CVE-2023-30613
📋 TL;DR
Kiwi TCMS versions before 12.2 allow unrestricted file uploads, enabling attackers to upload malicious files like executables or JavaScript-containing files. This could lead to remote code execution or cross-site scripting attacks when users download and open these files.
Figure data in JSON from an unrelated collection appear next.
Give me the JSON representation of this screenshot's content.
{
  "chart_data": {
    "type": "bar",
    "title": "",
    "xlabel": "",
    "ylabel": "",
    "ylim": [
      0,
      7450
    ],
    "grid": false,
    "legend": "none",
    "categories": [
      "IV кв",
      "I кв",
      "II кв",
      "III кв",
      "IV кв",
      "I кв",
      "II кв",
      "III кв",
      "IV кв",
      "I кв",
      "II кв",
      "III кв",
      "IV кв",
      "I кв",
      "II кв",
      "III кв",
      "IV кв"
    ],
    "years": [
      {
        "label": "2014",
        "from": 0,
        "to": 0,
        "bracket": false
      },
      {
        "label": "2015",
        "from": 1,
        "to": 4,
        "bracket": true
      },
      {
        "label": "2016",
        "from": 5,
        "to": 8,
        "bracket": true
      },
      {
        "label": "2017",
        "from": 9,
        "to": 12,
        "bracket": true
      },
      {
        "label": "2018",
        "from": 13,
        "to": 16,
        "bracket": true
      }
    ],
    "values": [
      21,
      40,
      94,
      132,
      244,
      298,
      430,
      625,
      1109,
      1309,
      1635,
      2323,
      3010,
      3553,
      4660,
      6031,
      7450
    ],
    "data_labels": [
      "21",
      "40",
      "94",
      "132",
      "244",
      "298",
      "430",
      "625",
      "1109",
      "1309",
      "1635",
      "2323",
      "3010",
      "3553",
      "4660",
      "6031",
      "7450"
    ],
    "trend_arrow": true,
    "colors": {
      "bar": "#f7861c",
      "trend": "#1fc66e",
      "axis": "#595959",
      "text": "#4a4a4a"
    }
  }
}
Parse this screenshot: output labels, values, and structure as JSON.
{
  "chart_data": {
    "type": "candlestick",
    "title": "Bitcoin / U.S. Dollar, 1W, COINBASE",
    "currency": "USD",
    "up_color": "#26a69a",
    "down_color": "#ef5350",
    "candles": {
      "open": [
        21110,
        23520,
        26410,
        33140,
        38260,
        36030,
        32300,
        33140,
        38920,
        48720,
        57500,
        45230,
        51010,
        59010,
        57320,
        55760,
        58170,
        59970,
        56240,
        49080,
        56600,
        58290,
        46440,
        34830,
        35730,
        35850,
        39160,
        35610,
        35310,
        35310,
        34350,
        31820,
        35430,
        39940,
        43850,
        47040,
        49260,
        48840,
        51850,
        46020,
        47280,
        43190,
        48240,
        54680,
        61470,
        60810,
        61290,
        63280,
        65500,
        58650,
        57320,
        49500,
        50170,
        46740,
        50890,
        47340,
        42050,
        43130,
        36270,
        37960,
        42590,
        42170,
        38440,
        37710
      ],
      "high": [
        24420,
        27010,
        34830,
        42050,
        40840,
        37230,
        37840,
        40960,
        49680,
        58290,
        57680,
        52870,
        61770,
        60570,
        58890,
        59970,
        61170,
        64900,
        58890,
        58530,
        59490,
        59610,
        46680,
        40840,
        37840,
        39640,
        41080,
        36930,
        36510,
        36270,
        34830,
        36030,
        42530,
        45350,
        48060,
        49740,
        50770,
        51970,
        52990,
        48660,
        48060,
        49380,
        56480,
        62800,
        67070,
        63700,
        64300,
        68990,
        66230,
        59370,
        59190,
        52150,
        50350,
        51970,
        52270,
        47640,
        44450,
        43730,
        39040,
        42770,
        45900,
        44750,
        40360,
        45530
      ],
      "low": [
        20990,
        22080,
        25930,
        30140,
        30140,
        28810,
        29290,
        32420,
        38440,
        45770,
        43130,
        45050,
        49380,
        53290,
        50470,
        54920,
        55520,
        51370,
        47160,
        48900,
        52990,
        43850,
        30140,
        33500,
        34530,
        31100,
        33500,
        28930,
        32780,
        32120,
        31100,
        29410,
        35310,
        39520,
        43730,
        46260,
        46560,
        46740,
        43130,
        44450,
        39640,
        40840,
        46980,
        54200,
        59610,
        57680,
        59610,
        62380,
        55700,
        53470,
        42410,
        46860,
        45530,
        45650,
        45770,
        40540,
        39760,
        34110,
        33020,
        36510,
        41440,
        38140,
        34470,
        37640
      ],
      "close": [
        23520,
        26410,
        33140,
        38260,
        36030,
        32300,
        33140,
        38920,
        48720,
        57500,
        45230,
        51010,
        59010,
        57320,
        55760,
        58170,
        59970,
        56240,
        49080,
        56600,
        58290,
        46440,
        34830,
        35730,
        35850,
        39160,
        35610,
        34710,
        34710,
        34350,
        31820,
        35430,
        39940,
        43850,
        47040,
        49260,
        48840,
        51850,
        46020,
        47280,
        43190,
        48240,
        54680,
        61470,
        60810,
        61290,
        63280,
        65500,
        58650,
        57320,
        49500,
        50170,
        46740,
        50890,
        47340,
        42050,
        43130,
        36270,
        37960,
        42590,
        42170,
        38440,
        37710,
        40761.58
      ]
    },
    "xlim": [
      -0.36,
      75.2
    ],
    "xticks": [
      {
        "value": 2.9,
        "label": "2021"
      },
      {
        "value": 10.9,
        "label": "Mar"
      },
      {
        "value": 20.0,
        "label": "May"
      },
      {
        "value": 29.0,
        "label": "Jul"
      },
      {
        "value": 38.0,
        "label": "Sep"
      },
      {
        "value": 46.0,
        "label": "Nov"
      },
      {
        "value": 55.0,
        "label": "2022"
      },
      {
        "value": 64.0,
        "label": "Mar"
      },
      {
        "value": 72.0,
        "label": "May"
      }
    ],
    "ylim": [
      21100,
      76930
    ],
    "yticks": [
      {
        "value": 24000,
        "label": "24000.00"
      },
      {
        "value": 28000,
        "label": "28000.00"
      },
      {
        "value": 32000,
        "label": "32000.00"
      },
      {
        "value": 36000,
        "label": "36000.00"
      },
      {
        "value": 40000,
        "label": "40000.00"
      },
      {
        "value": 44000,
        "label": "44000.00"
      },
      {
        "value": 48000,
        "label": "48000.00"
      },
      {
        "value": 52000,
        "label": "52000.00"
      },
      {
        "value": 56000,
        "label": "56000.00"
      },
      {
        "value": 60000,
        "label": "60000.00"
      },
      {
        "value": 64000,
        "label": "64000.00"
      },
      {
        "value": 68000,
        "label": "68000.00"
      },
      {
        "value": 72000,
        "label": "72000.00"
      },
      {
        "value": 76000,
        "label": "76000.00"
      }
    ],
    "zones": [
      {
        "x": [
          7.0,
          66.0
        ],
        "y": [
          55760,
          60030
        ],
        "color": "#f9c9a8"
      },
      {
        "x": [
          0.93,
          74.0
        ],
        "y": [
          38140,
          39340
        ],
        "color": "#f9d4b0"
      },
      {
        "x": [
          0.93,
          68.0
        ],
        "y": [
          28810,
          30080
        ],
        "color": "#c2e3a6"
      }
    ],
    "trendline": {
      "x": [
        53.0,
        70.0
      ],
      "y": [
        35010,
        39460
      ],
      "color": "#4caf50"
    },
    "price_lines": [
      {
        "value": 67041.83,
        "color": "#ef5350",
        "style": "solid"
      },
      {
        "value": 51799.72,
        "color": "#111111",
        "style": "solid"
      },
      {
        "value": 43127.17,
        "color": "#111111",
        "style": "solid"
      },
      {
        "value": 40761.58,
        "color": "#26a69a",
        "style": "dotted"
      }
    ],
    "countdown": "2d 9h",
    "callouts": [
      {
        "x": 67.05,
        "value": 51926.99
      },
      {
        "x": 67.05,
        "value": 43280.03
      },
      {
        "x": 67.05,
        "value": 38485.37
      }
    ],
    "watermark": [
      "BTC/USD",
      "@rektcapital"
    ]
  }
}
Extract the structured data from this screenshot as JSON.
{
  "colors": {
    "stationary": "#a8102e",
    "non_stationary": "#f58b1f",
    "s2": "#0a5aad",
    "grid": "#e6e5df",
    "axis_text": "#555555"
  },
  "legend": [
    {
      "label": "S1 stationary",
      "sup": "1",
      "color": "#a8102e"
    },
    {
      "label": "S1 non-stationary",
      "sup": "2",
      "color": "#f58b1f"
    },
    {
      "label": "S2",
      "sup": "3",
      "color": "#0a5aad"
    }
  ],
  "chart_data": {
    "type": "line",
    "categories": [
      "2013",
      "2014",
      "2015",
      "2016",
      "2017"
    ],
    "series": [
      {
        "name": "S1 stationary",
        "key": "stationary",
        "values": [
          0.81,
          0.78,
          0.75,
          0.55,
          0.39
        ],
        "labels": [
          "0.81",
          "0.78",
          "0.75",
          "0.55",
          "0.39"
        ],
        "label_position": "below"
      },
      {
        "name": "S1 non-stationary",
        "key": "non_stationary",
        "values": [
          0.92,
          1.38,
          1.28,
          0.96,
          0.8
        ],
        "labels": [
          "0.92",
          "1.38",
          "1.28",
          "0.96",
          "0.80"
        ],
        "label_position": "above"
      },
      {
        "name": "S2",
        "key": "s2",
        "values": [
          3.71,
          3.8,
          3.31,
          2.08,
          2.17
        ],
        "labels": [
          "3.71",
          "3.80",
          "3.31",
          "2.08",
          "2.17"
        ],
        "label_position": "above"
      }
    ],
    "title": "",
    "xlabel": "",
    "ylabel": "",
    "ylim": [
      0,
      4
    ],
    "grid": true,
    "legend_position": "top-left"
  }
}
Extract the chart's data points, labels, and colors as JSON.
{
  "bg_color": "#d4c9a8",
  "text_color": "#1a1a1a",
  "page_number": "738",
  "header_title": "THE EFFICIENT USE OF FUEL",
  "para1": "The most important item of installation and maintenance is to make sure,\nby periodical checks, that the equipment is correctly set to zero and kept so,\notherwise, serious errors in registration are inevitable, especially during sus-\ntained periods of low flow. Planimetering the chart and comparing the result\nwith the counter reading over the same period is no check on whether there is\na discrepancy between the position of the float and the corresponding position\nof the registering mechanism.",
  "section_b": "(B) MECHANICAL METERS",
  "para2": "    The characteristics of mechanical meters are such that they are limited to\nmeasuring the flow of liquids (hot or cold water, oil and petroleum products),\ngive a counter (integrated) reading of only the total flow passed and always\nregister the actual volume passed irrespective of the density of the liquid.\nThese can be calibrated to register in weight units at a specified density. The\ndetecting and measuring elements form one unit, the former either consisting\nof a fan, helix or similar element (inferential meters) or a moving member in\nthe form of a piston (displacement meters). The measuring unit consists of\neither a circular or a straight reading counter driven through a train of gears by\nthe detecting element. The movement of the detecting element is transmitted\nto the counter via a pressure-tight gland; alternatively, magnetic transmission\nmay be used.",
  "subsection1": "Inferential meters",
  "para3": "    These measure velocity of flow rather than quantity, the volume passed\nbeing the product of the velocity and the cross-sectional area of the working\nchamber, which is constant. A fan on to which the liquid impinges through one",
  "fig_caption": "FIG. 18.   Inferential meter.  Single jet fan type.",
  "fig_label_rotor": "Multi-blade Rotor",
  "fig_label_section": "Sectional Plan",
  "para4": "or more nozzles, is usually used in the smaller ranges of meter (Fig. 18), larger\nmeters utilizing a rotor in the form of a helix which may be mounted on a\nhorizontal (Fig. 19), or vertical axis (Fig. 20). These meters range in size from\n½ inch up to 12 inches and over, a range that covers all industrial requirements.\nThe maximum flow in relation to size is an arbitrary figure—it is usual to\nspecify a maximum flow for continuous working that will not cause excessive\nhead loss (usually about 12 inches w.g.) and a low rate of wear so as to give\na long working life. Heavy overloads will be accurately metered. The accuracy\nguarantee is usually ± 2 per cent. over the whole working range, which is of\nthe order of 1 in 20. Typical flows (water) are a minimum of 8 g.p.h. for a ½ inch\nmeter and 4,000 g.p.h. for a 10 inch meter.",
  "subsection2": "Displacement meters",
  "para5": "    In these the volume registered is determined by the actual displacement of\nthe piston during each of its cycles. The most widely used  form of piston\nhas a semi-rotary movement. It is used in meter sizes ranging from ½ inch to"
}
All Kiwi TCMS instances running vulnerable versions are affected.
💻 Affected Systems
- Kiwi TCMS
📦 What is this software?
Kiwi Tcms by Kiwitcms
⚠️ Risk & Real-World Impact
Worst Case
Remote code execution on client systems when users download and execute malicious uploaded files, potentially leading to full system compromise.
Likely Case
Cross-site scripting attacks via malicious JavaScript files, leading to session hijacking, credential theft, or client-side attacks.
If Mitigated
No impact if proper file type validation is implemented and users follow safe download practices.
🎯 Exploit Status
Exploitation requires authenticated access to upload files, but the attack itself is simple once access is obtained.
🛠️ Fix & Mitigation
✅ Official Fix
Patch Version: 12.2
Vendor Advisory: https://github.com/kiwitcms/Kiwi/security/advisories/GHSA-fwcf-753v-fgcj
Restart Required: Yes
Instructions:
1. Backup your Kiwi TCMS database and configuration. 2. Upgrade to version 12.2 or later using your package manager or installation method. 3. Restart the Kiwi TCMS service. 4. Verify the upgrade was successful.
🔧 Temporary Workarounds
Manual file validation
allImplement custom middleware or validation to block executable files and files containing script tags
Not applicable - requires custom code implementation
🧯 If You Can't Patch
- Implement web application firewall rules to block uploads of executable files and files containing script tags
- Disable file upload functionality entirely if not required for operations
🔍 How to Verify
Check if Vulnerable:
Check Kiwi TCMS version - if below 12.2, it's vulnerable. Attempt to upload a file with .exe extension or containing <script> tags - if successful, vulnerable.Check Version:
Check the Kiwi TCMS web interface admin panel or run: python -c "import tcms; print(tcms.__version__)"Verify Fix Applied:
After upgrading to 12.2+, attempt to upload .exe files or files containing <script> tags - these should be rejected.📡 Detection & Monitoring
Log Indicators:
- File uploads with suspicious extensions (.exe, .js, .vbs)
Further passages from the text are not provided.